Mariam se acurrucó bajo la colcha y le dijo que debería descansar.
– La voluntad de Alá -repitió él, con ira sorda.
Rashid se pasó el día en su habitación, fumando.
Mariam se quedó acostada en el sofá con las manos metidas entre las rodillas, contemplando la nieve que se arremolinaba frente a la ventana. Recordó que Nana le había dicho en una ocasión que cada copo de nieve era el suspiro de una mujer a la que habían ofendido en algún lugar del mundo. Que todos los suspiros subían al cielo, formaban nubes y luego se deshacían en trocitos diminutos que caían silenciosamente sobre las personas.
«Para recordar cuánto sufren las mujeres como nosotras -había dicho-. Con cuánta resignación soportamos todo lo que nos toca sufrir.»
La pena no dejaba de sorprender a Mariam. Sólo tenía que pensar en la cuna sin terminar en el cobertizo, o el abrigo de ante en el armario de Rashid, para que volviera a desatarse. El bebé cobraba vida entonces y ella lo oía, oía sus quejidos de hambre, sus gorjeos y balbuceos. Lo notaba olisqueándole los pechos. El dolor la inundaba, la arrastraba, la zarandeaba. A Mariam le asombraba que pudiera echar tanto de menos a un ser al que ni siquiera había llegado a ver, a tal punto que la nostalgia la paralizaba.
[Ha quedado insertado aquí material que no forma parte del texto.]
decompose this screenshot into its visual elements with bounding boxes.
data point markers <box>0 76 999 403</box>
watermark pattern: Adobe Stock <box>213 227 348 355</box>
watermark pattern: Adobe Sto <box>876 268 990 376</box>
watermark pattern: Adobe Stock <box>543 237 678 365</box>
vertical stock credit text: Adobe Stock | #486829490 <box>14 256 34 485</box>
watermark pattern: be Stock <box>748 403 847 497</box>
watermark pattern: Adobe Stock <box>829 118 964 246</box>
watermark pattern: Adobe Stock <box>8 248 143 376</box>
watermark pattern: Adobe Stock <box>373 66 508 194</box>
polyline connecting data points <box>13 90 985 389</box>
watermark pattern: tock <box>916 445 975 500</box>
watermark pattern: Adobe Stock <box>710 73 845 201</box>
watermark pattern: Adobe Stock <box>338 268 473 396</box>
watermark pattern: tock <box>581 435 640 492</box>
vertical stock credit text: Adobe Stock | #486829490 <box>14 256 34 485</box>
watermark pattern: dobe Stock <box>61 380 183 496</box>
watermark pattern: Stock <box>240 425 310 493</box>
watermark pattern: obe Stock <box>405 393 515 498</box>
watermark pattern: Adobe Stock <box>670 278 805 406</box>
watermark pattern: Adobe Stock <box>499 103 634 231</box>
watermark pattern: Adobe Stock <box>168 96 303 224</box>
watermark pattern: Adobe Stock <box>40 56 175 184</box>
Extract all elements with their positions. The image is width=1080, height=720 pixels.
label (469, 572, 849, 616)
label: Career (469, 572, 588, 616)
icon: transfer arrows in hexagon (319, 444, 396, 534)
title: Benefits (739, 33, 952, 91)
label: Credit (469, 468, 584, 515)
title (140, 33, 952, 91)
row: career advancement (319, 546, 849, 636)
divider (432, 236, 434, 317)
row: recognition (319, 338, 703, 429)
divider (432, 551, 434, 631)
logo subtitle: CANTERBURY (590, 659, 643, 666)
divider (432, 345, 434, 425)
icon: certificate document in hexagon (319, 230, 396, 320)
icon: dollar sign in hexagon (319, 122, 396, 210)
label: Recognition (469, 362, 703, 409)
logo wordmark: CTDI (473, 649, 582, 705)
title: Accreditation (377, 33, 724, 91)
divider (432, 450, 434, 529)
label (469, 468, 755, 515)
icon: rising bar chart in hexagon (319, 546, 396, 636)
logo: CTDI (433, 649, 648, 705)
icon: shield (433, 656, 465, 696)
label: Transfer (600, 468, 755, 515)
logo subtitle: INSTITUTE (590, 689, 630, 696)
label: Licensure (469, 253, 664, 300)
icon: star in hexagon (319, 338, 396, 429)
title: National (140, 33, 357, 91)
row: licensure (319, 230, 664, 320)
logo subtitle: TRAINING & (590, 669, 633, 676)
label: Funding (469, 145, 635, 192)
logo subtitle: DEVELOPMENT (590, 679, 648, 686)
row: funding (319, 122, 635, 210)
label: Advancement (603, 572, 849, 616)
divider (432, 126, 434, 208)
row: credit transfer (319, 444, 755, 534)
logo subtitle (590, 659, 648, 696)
Pero había días en que la tristeza no le resultaba tan implacable. Días en los que la mera idea de reanudar las viejas rutinas no le parecía tan agotadora, en que no precisaba de un gran esfuerzo de voluntad para levantarse, rezar, lavar, preparar las comidas para Rashid.
Temía salir a la calle. De repente, envidiaba a las mujeres del vecindario con su abundante prole. Algunas tenían siete u ocho hijos y no comprendían lo afortunadas que eran por haber sido bendecidas con el fruto de su vientre, que había vivido para agitarse entre sus brazos y mamar de sus pechos. Sus hijos no se habían ido por el desagüe de una casa de baños con su propia sangre, agua jabonosa y suciedad corporal de mujeres desconocidas. A Mariam le molestaba oírlas quejarse del mal comportamiento de sus hijos y la pereza de sus hijas.